Stage and proscenium soar 120 feet, with the latter surrounded by billowing arcs of stainless steel. A massive steel trellis spans Pavilion and lawn alike, while an adjoining bridge, the only such structure designed by Gehry, spans Columbus Drive, linking Millenium Park to the Daley Bicentennial Plaza and Chicago’s lakefront park system. Millennium Park also is home to the wildly popular Cloud Gate, one of the world’s largest outdoor sculptures.
Designed by British artist Anish Kapoor, the 66-ft.-long, 48-ft.-wide and 33-ft.-high “bean,” so nicknamed for its elliptical shape, is clad in polished stainless steel that reflects -- and seemingly expands -- the city’s skyline. The permanent installation has become a must-see attraction.
On any given day, hundreds also gather at the interactive Crown Fountain, designed by Spanish artist Jaume Plens and comprised of a pair of 50-ft.-high glass-block towers capable of projecting video images of human faces. The park additionally houses the Lurie Garden, designed by the team of Kathryn Gustafson, Piet Oudolf and Robert Israel. “Millennium Park is an unparalleled destination and a crowning achievement for Chicago,” said Mayor Richard M. Daley. “In developing this project, the city and the private sector came together to present a defining vision in architecture, art and landscape design. As the American city with the greatest architectural heritage, Chicago is determined not to stand still and opens the 21st century with this visionary destination for the use and pleasure of Chicagoans and visitors from around the country and around the world.” That includes audience members of the Oprah Winfrey Show. This year, the TV talk show host kicked off her new season at the Pritzker Pavilion. Her guests?
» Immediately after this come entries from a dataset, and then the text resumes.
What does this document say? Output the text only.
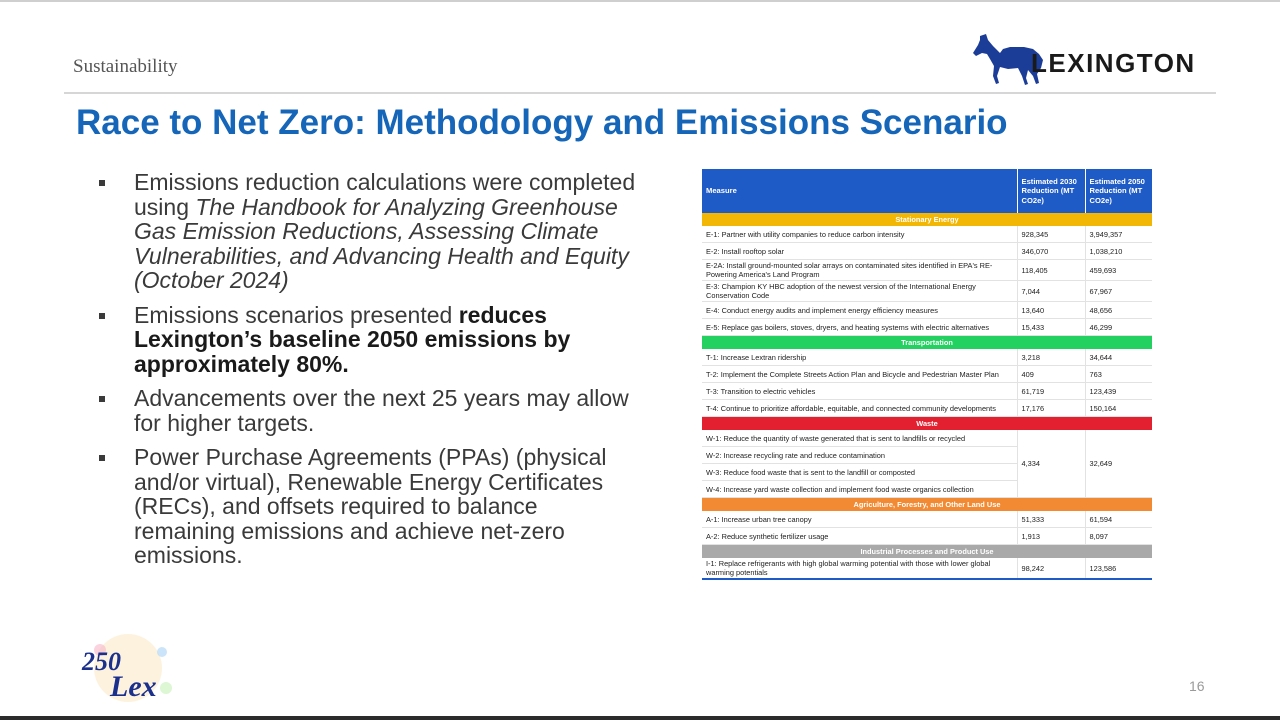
Sustainability	LEXINGTON
Race to Net Zero: Methodology and Emissions Scenario
Emissions reduction calculations were completed using The Handbook for Analyzing Greenhouse Gas Emission Reductions, Assessing Climate Vulnerabilities, and Advancing Health and Equity (October 2024)
Emissions scenarios presented reduces Lexington’s baseline 2050 emissions by approximately 80%.
Advancements over the next 25 years may allow for higher targets.
Power Purchase Agreements (PPAs) (physical and/or virtual), Renewable Energy Certificates (RECs), and offsets required to balance remaining emissions and achieve net-zero emissions.
Measure	Estimated 2030 Reduction (MT CO2e)	Estimated 2050 Reduction (MT CO2e)
Stationary Energy		
E-1: Partner with utility companies to reduce carbon intensity	928,345	3,949,357
E-2: Install rooftop solar	346,070	1,038,210
E-2A: Install ground-mounted solar arrays on contaminated sites identified in EPA's RE-Powering America's Land Program	118,405	459,693
E-3: Champion KY HBC adoption of the newest version of the International Energy Conservation Code	7,044	67,967
E-4: Conduct energy audits and implement energy efficiency measures	13,640	48,656
E-5: Replace gas boilers, stoves, dryers, and heating systems with electric alternatives	15,433	46,299
Transportation		
T-1: Increase Lextran ridership	3,218	34,644
T-2: Implement the Complete Streets Action Plan and Bicycle and Pedestrian Master Plan	409	763
T-3: Transition to electric vehicles	61,719	123,439
T-4: Continue to prioritize affordable, equitable, and connected community developments	17,176	150,164
Waste		
W-1: Reduce the quantity of waste generated that is sent to landfills or recycled	4,334	32,649
W-2: Increase recycling rate and reduce contamination		
W-3: Reduce food waste that is sent to the landfill or composted		
W-4: Increase yard waste collection and implement food waste organics collection		
Agriculture, Forestry, and Other Land Use		
A-1: Increase urban tree canopy	51,333	61,594
A-2: Reduce synthetic fertilizer usage	1,913	8,097
Industrial Processes and Product Use		
I-1: Replace refrigerants with high global warming potential with those with lower global warming potentials	98,242	123,586
250
Lex	16
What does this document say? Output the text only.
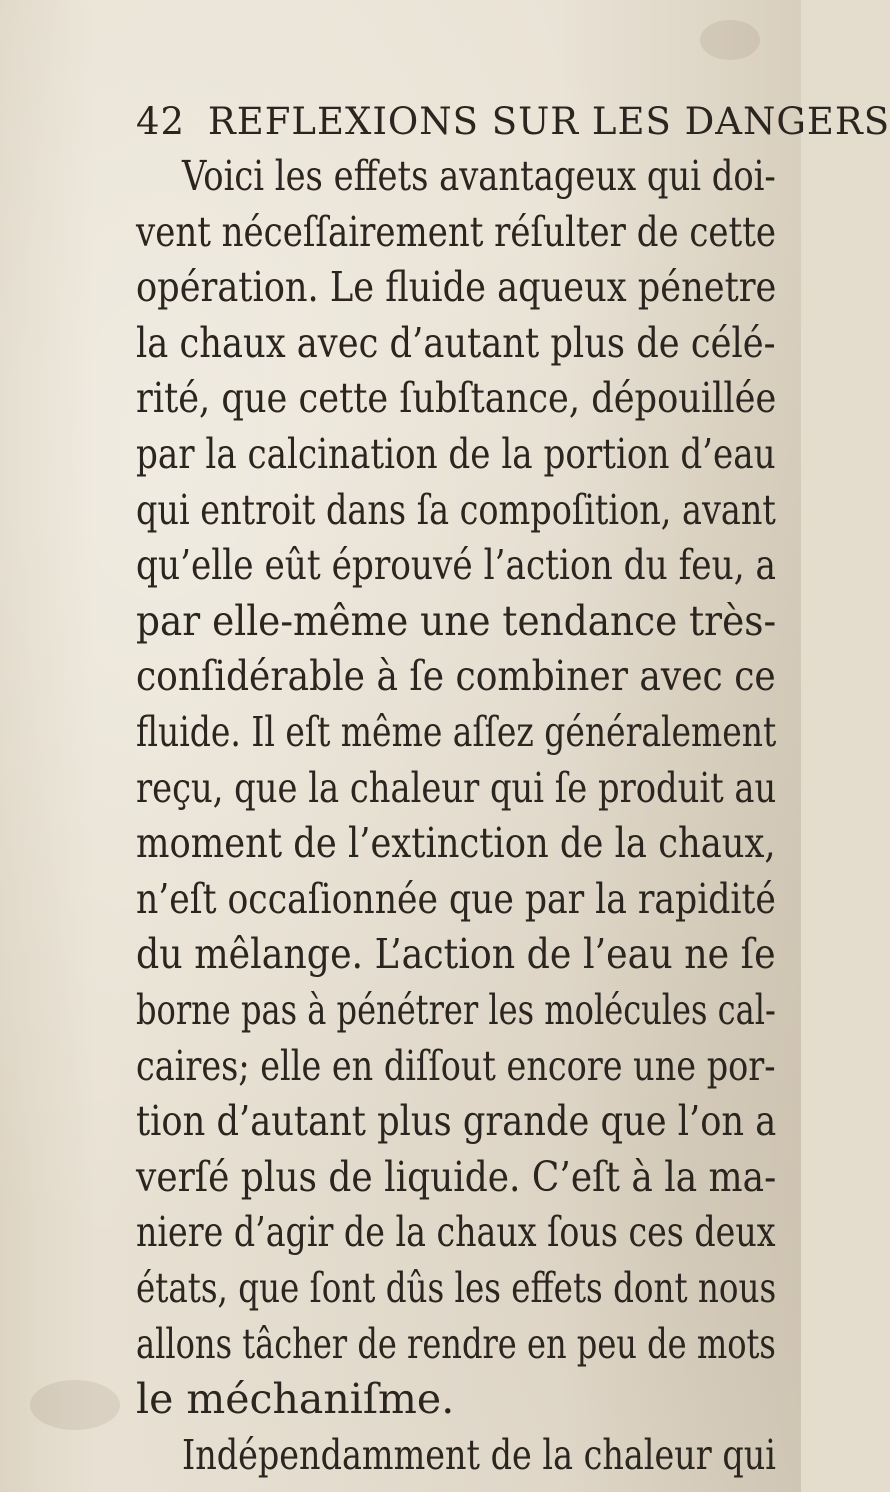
42 REFLEXIONS SUR LES DANGERS
Voici les effets avantageux qui doi-
vent néceſſairement réſulter de cette
opération. Le fluide aqueux pénetre
la chaux avec d’autant plus de célé-
rité, que cette ſubſtance, dépouillée
par la calcination de la portion d’eau
qui entroit dans ſa compoſition, avant
qu’elle eût éprouvé l’action du feu, a
par elle-même une tendance très-
conſidérable à ſe combiner avec ce
fluide. Il eſt même aſſez généralement
reçu, que la chaleur qui ſe produit au
moment de l’extinction de la chaux,
n’eſt occaſionnée que par la rapidité
du mêlange. L’action de l’eau ne ſe
borne pas à pénétrer les molécules cal-
caires; elle en diſſout encore une por-
tion d’autant plus grande que l’on a
verſé plus de liquide. C’eſt à la ma-
niere d’agir de la chaux ſous ces deux
états, que ſont dûs les effets dont nous
allons tâcher de rendre en peu de mots
le méchaniſme.
Indépendamment de la chaleur qui
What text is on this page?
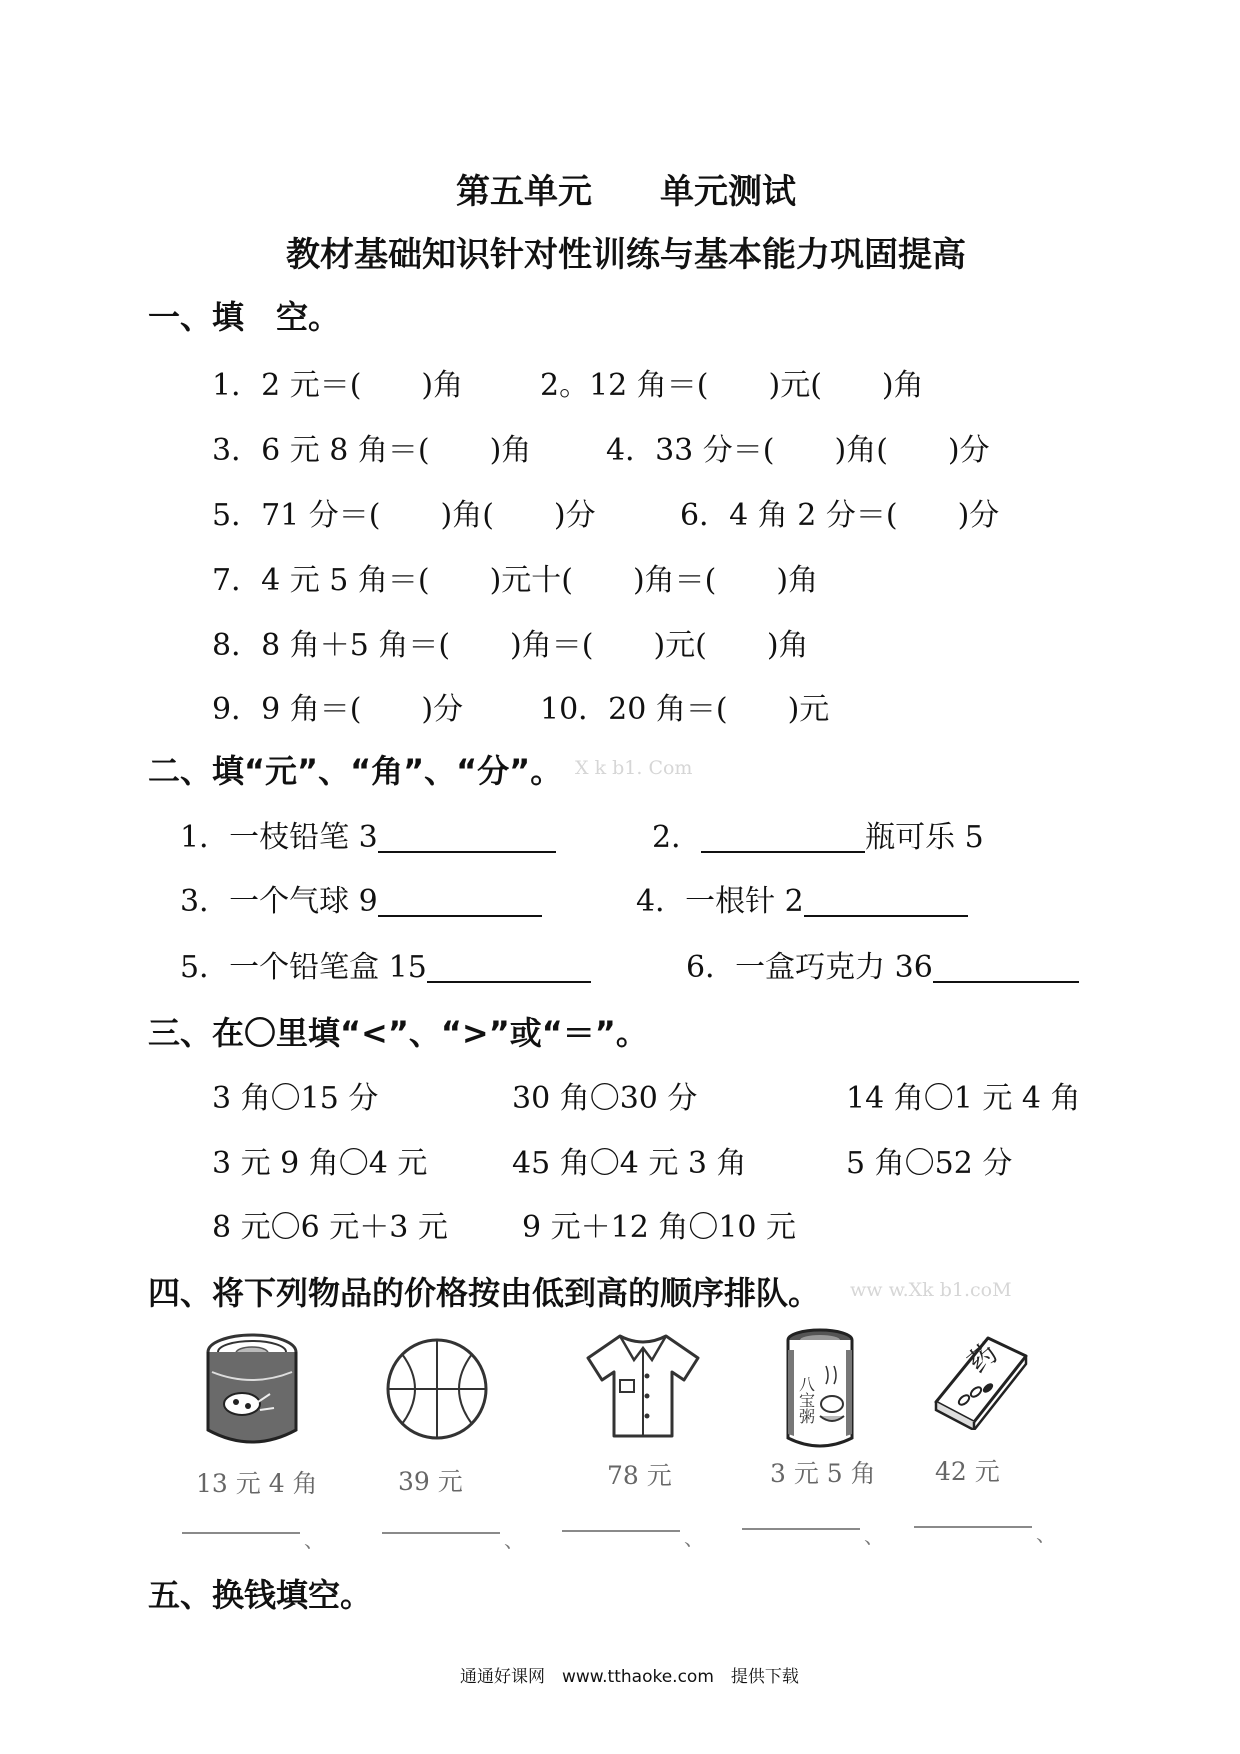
第五单元　　单元测试
教材基础知识针对性训练与基本能力巩固提高
一、填　空。
1．2 元＝(　　)角	2。12 角＝(　　)元(　　)角
3．6 元 8 角＝(　　)角 4．33 分＝(　　)角(　　)分
5．71 分＝(　　)角(　　)分	6．4 角 2 分＝(　　)分
7．4 元 5 角＝(　　)元十(　　)角＝(　　)角
8．8 角＋5 角＝(　　)角＝(　　)元(　　)角
9．9 角＝(　　)分	10．20 角＝(　　)元
二、填“元”、“角”、“分”。 X k b1. Com
1．一枝铅笔 3	2．	瓶可乐 5
3．一个气球 9	4．一根针 2
5．一个铅笔盒 15	6．一盒巧克力 36
三、在〇里填“<”、“>”或“＝”。
3 角〇15 分	30 角〇30 分	14 角〇1 元 4 角
3 元 9 角〇4 元	45 角〇4 元 3 角	5 角〇52 分
8 元〇6 元＋3 元 9 元＋12 角〇10 元
四、将下列物品的价格按由低到高的顺序排队。 ww w.Xk b1.coM
13 元 4 角	39 元	78 元
八宝粥
3 元 5 角
药
42 元
、	、	、	、	、
五、换钱填空。
通通好课网　www.tthaoke.com　提供下载
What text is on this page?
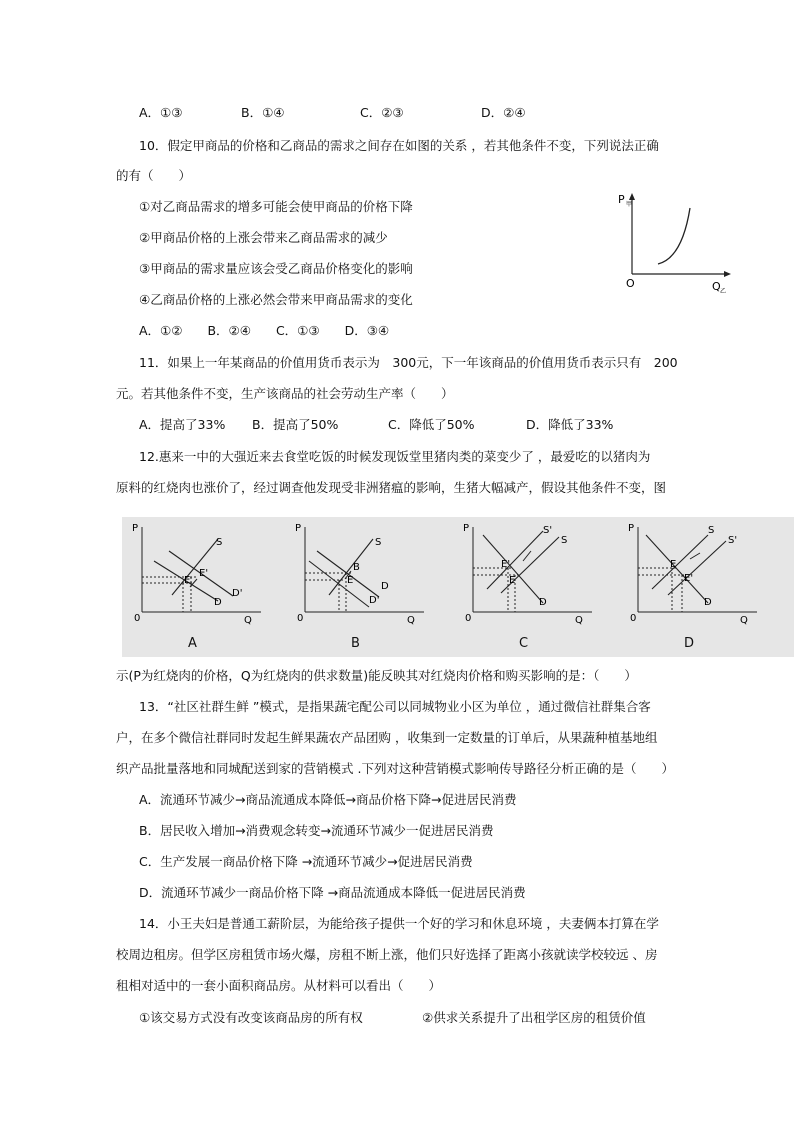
A．①③	B．①④	C．②③	D．②④
10．假定甲商品的价格和乙商品的需求之间存在如图的关系 ，若其他条件不变，下列说法正确
的有（　　）
①对乙商品需求的增多可能会使甲商品的价格下降
②甲商品价格的上涨会带来乙商品需求的减少
③甲商品的需求量应该会受乙商品价格变化的影响
④乙商品价格的上涨必然会带来甲商品需求的变化
A．①②　　B．②④　　C．①③　　D．③④
P 甲
O	Q 乙
11．如果上一年某商品的价值用货币表示为　300元，下一年该商品的价值用货币表示只有　200
元。若其他条件不变，生产该商品的社会劳动生产率（　　）
A．提高了33% B．提高了50%	C．降低了50%	D．降低了33%
12.惠来一中的大强近来去食堂吃饭的时候发现饭堂里猪肉类的菜变少了 ，最爱吃的以猪肉为
原料的红烧肉也涨价了，经过调查他发现受非洲猪瘟的影响，生猪大幅减产，假设其他条件不变，图
P
Q
0
S
E'
E
D'
D
A
P
Q
0
S
E
B
D
D'
B
P
Q
0
S'
S
E'
E
D
C
P
Q
0
S
S'
E
E'
D
D
示(P为红烧肉的价格，Q为红烧肉的供求数量)能反映其对红烧肉价格和购买影响的是：（　　）
13．“社区社群生鲜 ”模式，是指果蔬宅配公司以同城物业小区为单位 ，通过微信社群集合客
户，在多个微信社群同时发起生鲜果蔬农产品团购 ，收集到一定数量的订单后，从果蔬种植基地组
织产品批量落地和同城配送到家的营销模式 .下列对这种营销模式影响传导路径分析正确的是（　　）
A．流通环节减少→商品流通成本降低→商品价格下降→促进居民消费
B．居民收入增加→消费观念转变→流通环节减少一促进居民消费
C．生产发展一商品价格下降 →流通环节减少→促进居民消费
D．流通环节减少一商品价格下降 →商品流通成本降低一促进居民消费
14．小王夫妇是普通工薪阶层，为能给孩子提供一个好的学习和休息环境 ，夫妻俩本打算在学
校周边租房。但学区房租赁市场火爆，房租不断上涨，他们只好选择了距离小孩就读学校较远 、房
租相对适中的一套小面积商品房。从材料可以看出（　　）
①该交易方式没有改变该商品房的所有权	②供求关系提升了出租学区房的租赁价值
Olympic athletes.
To learn more about events at Millennium Park, or the park itself, visit www.millenniumpark.org.
Millennium Park Pavilion Project Highlights
This state-of-the-art audio system,revolutionary in the U.S, was designed to create the experience of an indoor concert hall by extending enhanced acoustics over both seats and lawn areas.
This unique project required skilled workers from Neca/IBEW 134 to ensure that these modern features were installed properly, in order to create a superb concert experience for Chicagoans for many future years to come.